Gli hacker di Luiz Security tornano a colpire in America e scelgono uno dei siti più “sicuri” del mondo, quello della Cia. Per alcuni minuti ieri sera, il sito pubblico della Cia, l’organo dei servizi segreti americani è stato oscurato e quindi reso inaccessibile da un attacco via internet.

Gli hacker che hanno effettuato questo attacco sono gli stessi che giorni fa hanno anche messo in crisi il sito del Senato americano e quello della SonyPictures.

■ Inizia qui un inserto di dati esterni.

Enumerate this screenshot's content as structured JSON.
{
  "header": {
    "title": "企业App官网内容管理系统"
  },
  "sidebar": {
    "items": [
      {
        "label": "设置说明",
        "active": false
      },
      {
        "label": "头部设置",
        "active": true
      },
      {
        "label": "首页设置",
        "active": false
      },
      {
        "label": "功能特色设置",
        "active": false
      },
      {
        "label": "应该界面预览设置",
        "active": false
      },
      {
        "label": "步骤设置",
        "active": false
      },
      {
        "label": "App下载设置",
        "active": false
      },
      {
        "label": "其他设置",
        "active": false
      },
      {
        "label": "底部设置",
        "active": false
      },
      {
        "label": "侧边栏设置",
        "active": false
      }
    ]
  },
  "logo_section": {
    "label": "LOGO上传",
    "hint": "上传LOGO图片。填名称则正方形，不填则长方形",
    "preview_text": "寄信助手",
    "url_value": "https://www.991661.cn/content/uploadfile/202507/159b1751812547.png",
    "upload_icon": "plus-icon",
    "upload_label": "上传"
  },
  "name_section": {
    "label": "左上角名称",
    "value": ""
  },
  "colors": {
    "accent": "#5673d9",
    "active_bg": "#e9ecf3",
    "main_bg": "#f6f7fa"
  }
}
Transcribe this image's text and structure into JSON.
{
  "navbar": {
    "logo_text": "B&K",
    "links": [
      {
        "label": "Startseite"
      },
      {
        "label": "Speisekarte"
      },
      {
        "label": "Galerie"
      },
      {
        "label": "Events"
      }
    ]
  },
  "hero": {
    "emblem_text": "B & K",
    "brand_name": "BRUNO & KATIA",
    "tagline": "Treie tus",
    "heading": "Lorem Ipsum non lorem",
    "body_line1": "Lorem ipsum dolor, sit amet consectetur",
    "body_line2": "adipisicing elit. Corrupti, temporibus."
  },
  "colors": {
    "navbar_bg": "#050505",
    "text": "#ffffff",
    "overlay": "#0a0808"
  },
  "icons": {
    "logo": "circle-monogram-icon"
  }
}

Professionisti che riescono a riattaccare gli stessi siti a distanza di pochi giorni, com’è capitato con il sito della Sony e del Senato.

In questo ultimo periodo gli hacker stanno diventando una vera emergenza per gli Stati Uniti e non solo. Ormai sembrano all’ordine del giorno gli attacchi ripetuti a siti istituzionali e delle agenzie governative non solo degli USA, ma anche di altre nazioni, soprattutto occidentale.

Sembrano dire che, a dispetto di tutto quello che viene promesso dalle aziende che vendono software di sicurezza e alle squadre di informatici che dovrebbero garantire la sicurezza dei dati, nulla è fattibile, ma tutto può essere violato.

I pirati informatici stanno mettendo a dura prova la pazienza e le istituzioni che sembrano impreparati o inadeguati ad affrontare attacchi del genere.

Gli hacker stanno dimostrando che la sicurezza non è reale, mentre reali sono invece i dati che possono essere visionati da chi li cerca e ha dimestichezza con le nuove tecnologie informatiche e a questo punto ci si può chiedere che cosa avviene a tutti i nostri dati immagazzinati nei siti delle banche o di altre agenzie. Dati al cui interno vengono conservate informazioni relative alle nostre abitudini, alle spese e soprattutto agli accessi internet che utilizziamo per poter spendere o gestire il nostro capitale economico.

Se gli hacker sono in grado di oscurare e quindi avere accesso a siti così protetti, come quello della Cia, che cosa accade realmente nel mondo informatico? Chi ha accesso ai nostri dati? La sicurezza, sembra solo una chimera.